Physics (PHYS)

PHYS-110 3 Units Descriptive Physics

54 hours lecture; 54 hours total

A nonmathematical descriptive introduction to physics for non-science majors. Numerous slides and demonstrations will be used to illustrate the fundamental laws and applications of mechanics, heat, electricity, optics, atomic and nuclear physics.

Transfers to both UC/CSU

PHYS-111 1 Unit Descriptive Physics Laboratory

54 hours lab; 54 hours total

Corequisites: Concurrent enrollment in PHYS-110.

A non-mathematical, descriptive physics laboratory for non-science majors. This class is an optional companion to the lecture course PHYS 110, Descriptive Physics. Laboratory exercises will be used to explore the fundamental laws and applications of mechanics, heat, electricity, optics, atomic and nuclear physics.

Transfers to both UC/CSU

PHYS-120 4 Units General Physics 1

54 hours lecture; 72 hours lab; 126 hours total

Prerequisite: Completion of Math-106 and Math-108 with a minimum grade of C.

This algebra-based physics course covers mechanics, fluids, wave motion, and heat. Biological and medical applications are emphasized.

Transfers to both UC/CSU

PHYS-121 4 Units General Physics 2

54 hours lecture; 72 hours lab; 126 hours total

Prerequisite: Completion of PHYS-120 with a minimum grade of C.

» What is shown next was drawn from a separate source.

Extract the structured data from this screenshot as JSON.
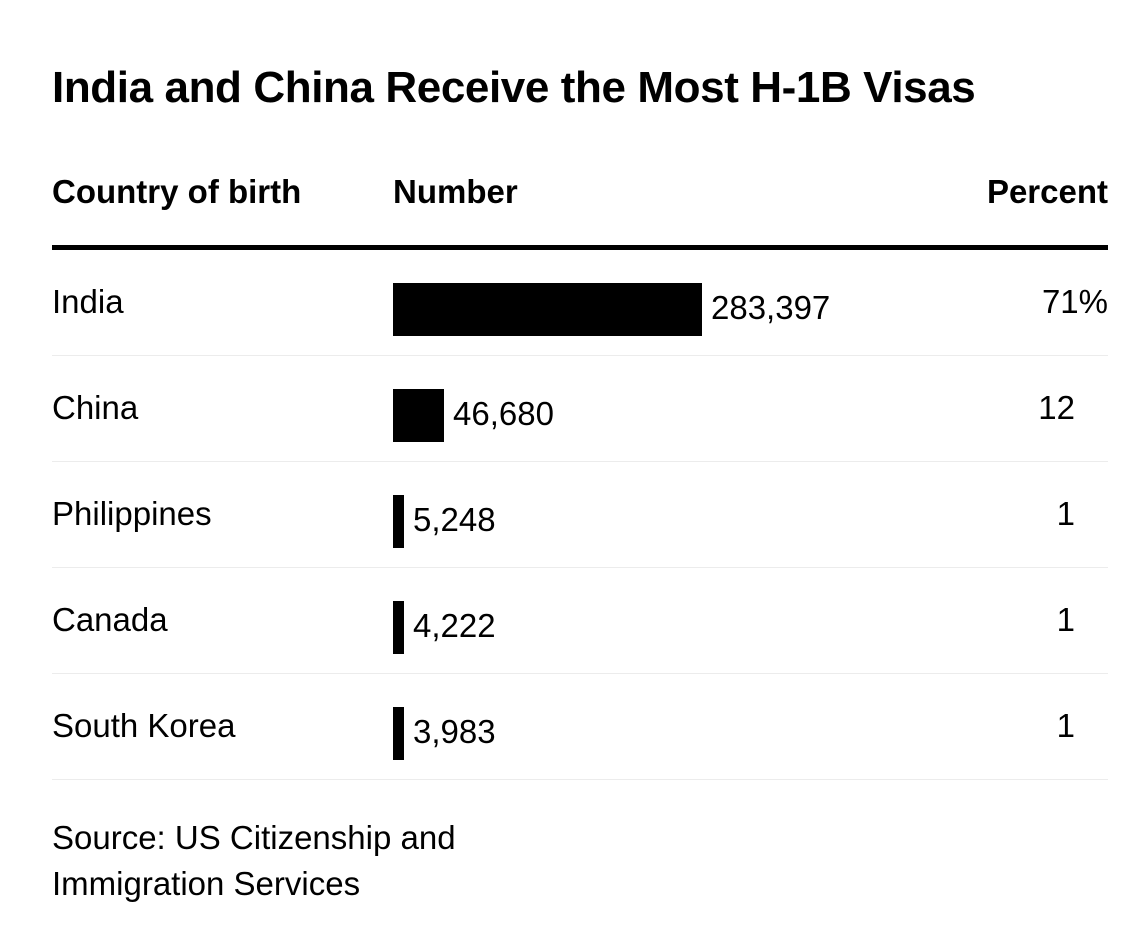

This algebra-based physics course covers electricity, magnetism, optics, and modern physics. Biological and medical applications are emphasized in this course.

Transfers to both UC/CSU

PHYS-140 4 Units Physics for Scientists & Engineers 1

54 hours lecture; 72 hours lab; 126 hours total

Prerequisite: Completion of MATH-120 with a minimum grade of C.

Corequisites: Concurrent enrollment in MATH-121.

This is a calculus-based introduction to the principles of mechanics and wave motion. Topics include measurements, vectors, kinematics and dynamics, linear and circular motion, gravitation, work and mechanical energy, conservation of energy, linear and angular momentum, rotational motion, static equilibrium, oscillations, and fluid mechanics.

Transfers to both UC/CSU

PHYS-199 1-3 Units Independent Study in Physics

54-162 hours lab; 54-162 hours total

For the physics students who wish to pursue topics not included in the regular curriculum. Possible projects include a research paper, a computer project, sophisticated problem-solving, or innovative experiments in physics. Students must contract with a physics instructor specifying course content and hours/week. Credit/No Credit grading.

Transfers to CSU only

PHYS-240 4 Units Physics for Scientists & Engineers 2

54 hours lecture; 72 hours lab; 126 hours total

Prerequisite: Completion of PHYS-140 and MATH-121 with a minimum grade of C.

This is a calculus-based introduction to the principles of heat, electricity, and magnetism. Topics include temperature, kinetic theory of gases, heat, laws of thermodynamics, electric charge and electric field, Gauss's Law, electric potential, capacitance, resistance, electric current, DC circuits, magnetism, sources of magnetism, Faraday's Law, inductance, and AC circuits.

Transfers to both UC/CSU

PHYS-241 4 Units Physics for Scientists & Engineers 3

54 hours lecture; 72 hours lab; 126 hours total

Prerequisite: Completion of PHYS-240 with a minimum grade of C.

This is a calculus-based introduction to electromagnetic waves, physical optics, relativity, and atomic and quantum physics. Topics include Maxwell's Equations and electromagnetic waves, light, lenses, diffraction and polarization, relativity, quantum mechanics, molecules and solids, nuclear physics and radioactivity, nuclear energy, elementary particles, and astrophysics and cosmology.

Transfers to both UC/CSU

PHYS-250 3 Units Theory & Experimentation With Drones and Rockets

36 hours lecture; 54 hours lab; 90 hours total

Prerequisites or Corequisites: Concurrent enrollment in or previous completion of PHYS-240 with a minimum grade of C.

Recommended Preparation: Completion of COMS-215 with a minimum grade of C or prior computer programming experience.

This course introduces students to the creation and implementation of electronic payloads and unmanned flight vehicles. After building electronic payloads and unmanned vehicles, such as rockets and drones, students will collect inflight atmospheric data and present analysis of the data.